According to Jawaharlal Nehru, the NBT was envisioned as a bureaucracy-free structure, meant to publish low-cost books. The Trust also publishes reading material/textbooks in several Indian languages.
Just a few months after Delhi University stopped selling and distributing late historian Bipan Chandra’s book India’s Struggle for Independence, the NBT has decided not to reprint the Hindi edition of Chandra’s Communalism – A Primer.
Incidentally, Dr Chandra served as the Chairman of the Trust for eight long years (2004-2012).
A large section of the academic community has been outraged by the Trust’s decision, more so when they have been extremely ambiguous about the reason behind not ordering fresh print runs for Chandra’s primer.
The Quint called up the NBT’s main office in New Delhi but was refused any comments.

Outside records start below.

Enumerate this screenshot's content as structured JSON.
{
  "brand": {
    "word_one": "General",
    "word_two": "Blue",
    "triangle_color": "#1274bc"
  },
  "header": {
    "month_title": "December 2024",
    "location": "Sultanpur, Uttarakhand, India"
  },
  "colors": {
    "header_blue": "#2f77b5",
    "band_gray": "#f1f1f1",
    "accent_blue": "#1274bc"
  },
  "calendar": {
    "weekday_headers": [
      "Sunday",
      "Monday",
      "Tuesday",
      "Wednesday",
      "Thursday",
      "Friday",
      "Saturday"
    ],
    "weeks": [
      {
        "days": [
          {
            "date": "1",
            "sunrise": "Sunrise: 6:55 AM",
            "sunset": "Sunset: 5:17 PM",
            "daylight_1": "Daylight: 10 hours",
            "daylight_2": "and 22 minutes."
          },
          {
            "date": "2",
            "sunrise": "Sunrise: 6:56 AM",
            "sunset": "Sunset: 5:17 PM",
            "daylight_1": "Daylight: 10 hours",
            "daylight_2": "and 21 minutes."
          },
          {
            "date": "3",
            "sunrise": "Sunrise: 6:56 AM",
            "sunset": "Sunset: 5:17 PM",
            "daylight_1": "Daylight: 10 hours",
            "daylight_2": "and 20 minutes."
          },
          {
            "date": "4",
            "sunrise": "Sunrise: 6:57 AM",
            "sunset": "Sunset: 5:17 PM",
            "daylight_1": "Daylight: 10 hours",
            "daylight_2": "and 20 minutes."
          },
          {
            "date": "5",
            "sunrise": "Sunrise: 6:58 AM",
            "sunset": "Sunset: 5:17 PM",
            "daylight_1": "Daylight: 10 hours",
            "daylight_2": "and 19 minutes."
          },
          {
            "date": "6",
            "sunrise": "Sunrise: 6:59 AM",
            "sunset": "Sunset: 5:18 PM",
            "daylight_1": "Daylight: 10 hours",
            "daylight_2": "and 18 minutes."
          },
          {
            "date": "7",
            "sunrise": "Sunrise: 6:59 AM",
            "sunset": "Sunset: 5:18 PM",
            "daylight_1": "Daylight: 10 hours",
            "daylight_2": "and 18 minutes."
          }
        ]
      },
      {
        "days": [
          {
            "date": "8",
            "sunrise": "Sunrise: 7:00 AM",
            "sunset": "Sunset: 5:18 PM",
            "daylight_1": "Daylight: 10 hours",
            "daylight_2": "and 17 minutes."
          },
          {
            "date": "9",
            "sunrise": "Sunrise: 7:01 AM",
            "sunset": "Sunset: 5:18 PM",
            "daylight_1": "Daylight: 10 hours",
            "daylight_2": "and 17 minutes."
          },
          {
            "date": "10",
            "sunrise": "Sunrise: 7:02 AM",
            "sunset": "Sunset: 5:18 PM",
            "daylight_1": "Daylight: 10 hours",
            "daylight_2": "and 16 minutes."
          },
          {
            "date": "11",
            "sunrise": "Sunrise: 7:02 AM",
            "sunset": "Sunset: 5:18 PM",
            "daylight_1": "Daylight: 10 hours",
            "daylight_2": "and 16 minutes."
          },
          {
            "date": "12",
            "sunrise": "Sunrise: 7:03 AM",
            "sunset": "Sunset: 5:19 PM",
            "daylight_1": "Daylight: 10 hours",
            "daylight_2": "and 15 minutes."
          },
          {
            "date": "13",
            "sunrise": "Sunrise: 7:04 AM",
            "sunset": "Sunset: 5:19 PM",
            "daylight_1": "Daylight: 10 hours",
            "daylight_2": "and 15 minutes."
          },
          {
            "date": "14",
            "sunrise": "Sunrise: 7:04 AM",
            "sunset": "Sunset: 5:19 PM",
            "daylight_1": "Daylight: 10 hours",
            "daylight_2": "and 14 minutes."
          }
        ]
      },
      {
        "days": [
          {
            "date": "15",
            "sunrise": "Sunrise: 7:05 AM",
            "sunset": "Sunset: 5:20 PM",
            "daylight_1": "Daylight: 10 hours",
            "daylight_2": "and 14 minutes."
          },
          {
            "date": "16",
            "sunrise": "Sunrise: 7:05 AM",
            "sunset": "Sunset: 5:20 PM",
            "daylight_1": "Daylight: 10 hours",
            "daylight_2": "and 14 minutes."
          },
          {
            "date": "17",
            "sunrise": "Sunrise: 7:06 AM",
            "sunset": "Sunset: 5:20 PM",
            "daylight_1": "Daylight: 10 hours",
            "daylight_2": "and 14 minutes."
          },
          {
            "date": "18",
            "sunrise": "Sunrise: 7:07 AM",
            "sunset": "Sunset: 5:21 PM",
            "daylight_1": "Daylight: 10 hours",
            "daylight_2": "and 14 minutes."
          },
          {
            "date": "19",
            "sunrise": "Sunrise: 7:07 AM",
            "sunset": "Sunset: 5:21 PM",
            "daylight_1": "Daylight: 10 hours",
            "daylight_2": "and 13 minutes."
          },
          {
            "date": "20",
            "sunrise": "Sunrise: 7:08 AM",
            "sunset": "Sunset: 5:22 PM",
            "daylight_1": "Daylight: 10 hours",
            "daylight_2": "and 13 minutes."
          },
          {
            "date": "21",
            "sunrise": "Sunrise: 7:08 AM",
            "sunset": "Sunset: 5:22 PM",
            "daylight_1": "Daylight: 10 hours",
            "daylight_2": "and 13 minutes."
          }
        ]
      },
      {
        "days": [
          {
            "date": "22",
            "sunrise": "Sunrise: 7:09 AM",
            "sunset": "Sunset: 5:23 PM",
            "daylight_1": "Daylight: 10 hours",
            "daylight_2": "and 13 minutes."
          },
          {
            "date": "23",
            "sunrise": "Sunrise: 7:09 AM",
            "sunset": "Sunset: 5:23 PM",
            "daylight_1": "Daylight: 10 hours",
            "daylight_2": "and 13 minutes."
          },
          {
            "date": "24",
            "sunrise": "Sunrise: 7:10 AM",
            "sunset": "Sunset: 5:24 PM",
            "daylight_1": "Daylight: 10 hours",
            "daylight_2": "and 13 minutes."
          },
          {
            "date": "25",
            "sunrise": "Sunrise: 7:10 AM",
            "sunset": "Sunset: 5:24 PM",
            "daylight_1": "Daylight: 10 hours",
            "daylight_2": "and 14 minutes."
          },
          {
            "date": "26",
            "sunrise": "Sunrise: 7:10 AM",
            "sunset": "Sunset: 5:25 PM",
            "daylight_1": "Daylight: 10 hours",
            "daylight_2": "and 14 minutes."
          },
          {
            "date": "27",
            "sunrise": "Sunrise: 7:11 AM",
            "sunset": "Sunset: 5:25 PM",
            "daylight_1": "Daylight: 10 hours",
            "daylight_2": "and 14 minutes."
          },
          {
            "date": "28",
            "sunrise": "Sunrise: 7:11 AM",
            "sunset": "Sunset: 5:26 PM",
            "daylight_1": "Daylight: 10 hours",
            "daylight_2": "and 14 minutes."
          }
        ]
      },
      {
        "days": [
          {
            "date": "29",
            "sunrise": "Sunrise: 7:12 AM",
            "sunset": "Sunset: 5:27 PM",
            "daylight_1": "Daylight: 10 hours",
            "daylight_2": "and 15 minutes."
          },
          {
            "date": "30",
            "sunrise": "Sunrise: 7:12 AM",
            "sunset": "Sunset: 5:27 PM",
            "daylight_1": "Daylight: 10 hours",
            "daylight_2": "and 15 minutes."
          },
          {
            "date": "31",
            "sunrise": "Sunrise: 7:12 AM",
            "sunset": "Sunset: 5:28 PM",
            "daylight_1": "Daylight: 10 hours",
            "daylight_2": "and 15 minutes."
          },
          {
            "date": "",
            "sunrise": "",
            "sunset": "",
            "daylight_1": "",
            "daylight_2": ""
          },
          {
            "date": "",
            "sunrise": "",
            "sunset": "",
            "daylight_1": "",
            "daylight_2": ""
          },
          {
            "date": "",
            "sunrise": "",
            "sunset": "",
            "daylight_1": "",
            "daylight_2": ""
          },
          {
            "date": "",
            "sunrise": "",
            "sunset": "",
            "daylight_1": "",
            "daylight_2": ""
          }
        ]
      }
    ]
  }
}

Speaking with The Quint, Dr Mridula Mukherjee, historian, and a former teacher at JNU, said that the the vagueness of the Trust’s statement is proof enough of some kind of ideological motivation. Dr Mukherjee, along with Dr Chandra, is a co-author of India’s Struggle for Independence.
Even if one pushes oneself into considering the Trust’s reasoning as adequate, the history of excluding and censoring certain texts from curricula in the recent past makes it difficult to digest. In 2012, the ABVP raised a storm, asking AK Ramanujan’s celebrated text Three Hundred Ramayanas: Five Examples and Three Thoughts on Translation be excluded from the History syllabus in Delhi University. Ramanujan was accused of favouring a few (read titillating) versions of the Ramayana, hurting the religious sentiments of Hindus in the process.
When it comes to school textbooks, a long-standing battle is being waged among educationists. Dr Chandra was Chairman of the NBT and had also authored the NCERT’s Class 12 textbook Modern India. The book was in circulation from the 1970s, till it was replaced by the Vajpayee government.
Add then there was the pulping of Wendy Doniger’s The Hindus.
Speaking with The Quint, Dr Rohit Wanchoo, Head of the Department of History, St Stephens College said:
Effectively, the NBT is a government institution, run on taxpayers’ money. When it decides to stop the print run of a book, it is withdrawing state patronage for a certain kind of scholarship. To create a level playing field between academic and public discourses, and also for pragmatic and democratic politics, the government should just promote whatever scholarship it wants to, but not stop anything from being in circulation. Just like a lot of historians were critical of Chandra’s critique of communal nationalism, but never asked for banning the book.
Till then, let us remind ourselves of this:
Socrates was tried and put to death for corrupting the youth.